Trop tard pour la pédagogie ? "Chacun montre ses muscles et on ne parle plus du contenu, de ce que la loi Travail va apporter aux gens", a déploré Laurent Berger sur Europe 1, lundi matin. "Personne ne parle de la garantie jeune ou de la lutte contre le harcèlement sexuel et les propos sexistes au travail", a-t-il regretté. Mais est-il trop tard pour la pédagogie ? Le chef de file de la CFDT a une nouvelle fois montré du doigt la responsabilité de la CGT. "Quand il fallait discuter, la CGT n'était pas là. Il n'y a pas eu de propositions. La CFDT en a fait", a soutenu Laurent Berger.
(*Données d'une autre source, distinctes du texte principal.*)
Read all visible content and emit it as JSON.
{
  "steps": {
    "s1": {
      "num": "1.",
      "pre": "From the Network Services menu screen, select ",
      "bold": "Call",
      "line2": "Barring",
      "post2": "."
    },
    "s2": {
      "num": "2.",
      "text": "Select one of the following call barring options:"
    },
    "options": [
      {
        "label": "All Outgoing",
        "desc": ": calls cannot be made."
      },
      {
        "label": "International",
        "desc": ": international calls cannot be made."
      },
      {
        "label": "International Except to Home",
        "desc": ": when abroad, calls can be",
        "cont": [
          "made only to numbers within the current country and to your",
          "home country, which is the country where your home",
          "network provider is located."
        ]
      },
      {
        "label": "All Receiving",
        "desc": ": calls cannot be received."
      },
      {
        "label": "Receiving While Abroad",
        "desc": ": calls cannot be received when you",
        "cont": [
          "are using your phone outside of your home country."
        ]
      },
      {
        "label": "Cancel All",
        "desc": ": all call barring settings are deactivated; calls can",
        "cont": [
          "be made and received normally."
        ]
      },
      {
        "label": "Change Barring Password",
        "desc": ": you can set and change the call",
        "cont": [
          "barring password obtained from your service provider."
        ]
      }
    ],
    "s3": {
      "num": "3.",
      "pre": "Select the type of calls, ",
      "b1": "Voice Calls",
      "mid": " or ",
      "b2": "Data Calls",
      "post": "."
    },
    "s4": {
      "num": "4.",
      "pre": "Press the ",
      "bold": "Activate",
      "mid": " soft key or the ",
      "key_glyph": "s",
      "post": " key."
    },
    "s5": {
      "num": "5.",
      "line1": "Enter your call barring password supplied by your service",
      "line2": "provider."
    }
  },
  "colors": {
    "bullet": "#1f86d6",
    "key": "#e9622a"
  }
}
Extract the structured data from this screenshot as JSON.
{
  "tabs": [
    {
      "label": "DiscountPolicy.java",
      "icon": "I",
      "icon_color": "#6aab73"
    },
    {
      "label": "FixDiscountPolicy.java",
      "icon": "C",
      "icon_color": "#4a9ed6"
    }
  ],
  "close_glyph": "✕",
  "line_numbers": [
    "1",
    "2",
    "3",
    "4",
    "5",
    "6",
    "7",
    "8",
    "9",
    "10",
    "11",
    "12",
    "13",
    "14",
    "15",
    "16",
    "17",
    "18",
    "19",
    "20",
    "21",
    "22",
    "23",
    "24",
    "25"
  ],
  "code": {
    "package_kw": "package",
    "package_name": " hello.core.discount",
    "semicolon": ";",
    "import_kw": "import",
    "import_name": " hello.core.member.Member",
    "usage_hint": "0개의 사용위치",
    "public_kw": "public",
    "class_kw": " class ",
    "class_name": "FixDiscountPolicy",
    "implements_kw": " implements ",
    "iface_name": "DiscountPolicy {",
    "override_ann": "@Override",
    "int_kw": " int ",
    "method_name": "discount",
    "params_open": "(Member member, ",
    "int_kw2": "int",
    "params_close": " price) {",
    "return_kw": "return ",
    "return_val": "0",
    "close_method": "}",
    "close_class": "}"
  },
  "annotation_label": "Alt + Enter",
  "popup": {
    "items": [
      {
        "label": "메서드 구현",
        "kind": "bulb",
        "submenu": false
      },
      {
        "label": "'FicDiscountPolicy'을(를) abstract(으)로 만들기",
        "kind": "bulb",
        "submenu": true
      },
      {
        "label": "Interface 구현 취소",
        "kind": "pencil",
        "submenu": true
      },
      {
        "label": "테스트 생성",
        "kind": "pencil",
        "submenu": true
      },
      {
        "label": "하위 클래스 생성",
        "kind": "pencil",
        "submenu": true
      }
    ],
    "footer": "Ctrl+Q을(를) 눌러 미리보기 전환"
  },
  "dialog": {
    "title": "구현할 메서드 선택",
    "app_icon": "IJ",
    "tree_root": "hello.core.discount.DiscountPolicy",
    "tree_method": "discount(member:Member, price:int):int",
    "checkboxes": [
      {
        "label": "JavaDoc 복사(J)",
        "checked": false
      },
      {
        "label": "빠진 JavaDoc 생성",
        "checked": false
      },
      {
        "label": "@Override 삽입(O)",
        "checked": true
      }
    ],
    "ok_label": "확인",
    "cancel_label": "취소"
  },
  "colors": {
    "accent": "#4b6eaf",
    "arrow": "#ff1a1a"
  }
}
Il estime que "le texte est satisfaisant parce qu’il répond à des équilibres", y compris concernant l'article 2, vecteur de crispation chez les syndicats.

>> Projet de loi El Khomri : ce qu'il pourrait changer pour les salariés, à lire ici.

Cet article 2 - qui prévoit de faire primer les accords d'entreprises sur les accords de branches - ne doit pas être supprimé, selon la CFDT. "Si le gouvernement le retirait, la CFDT exprimerait un fort mécontentement", a prévenu le dirigeant syndical. 

"Pas bon pour le syndicalisme". Laurent Berger a par ailleurs appelé à la responsabilité. "Dans certaines raffineries, des militants de la CFDT nous rapportent qu'il n'y a plus forcément de majorité pour bloquer la production", a-t-il accusé. Pour le leader syndical, "il y a en ce moment une forme de radicalité de l'action syndicale. Ce n'est pas bon pour le syndicalisme. Ce n'est pas l'image du syndicalisme du 21e siècle".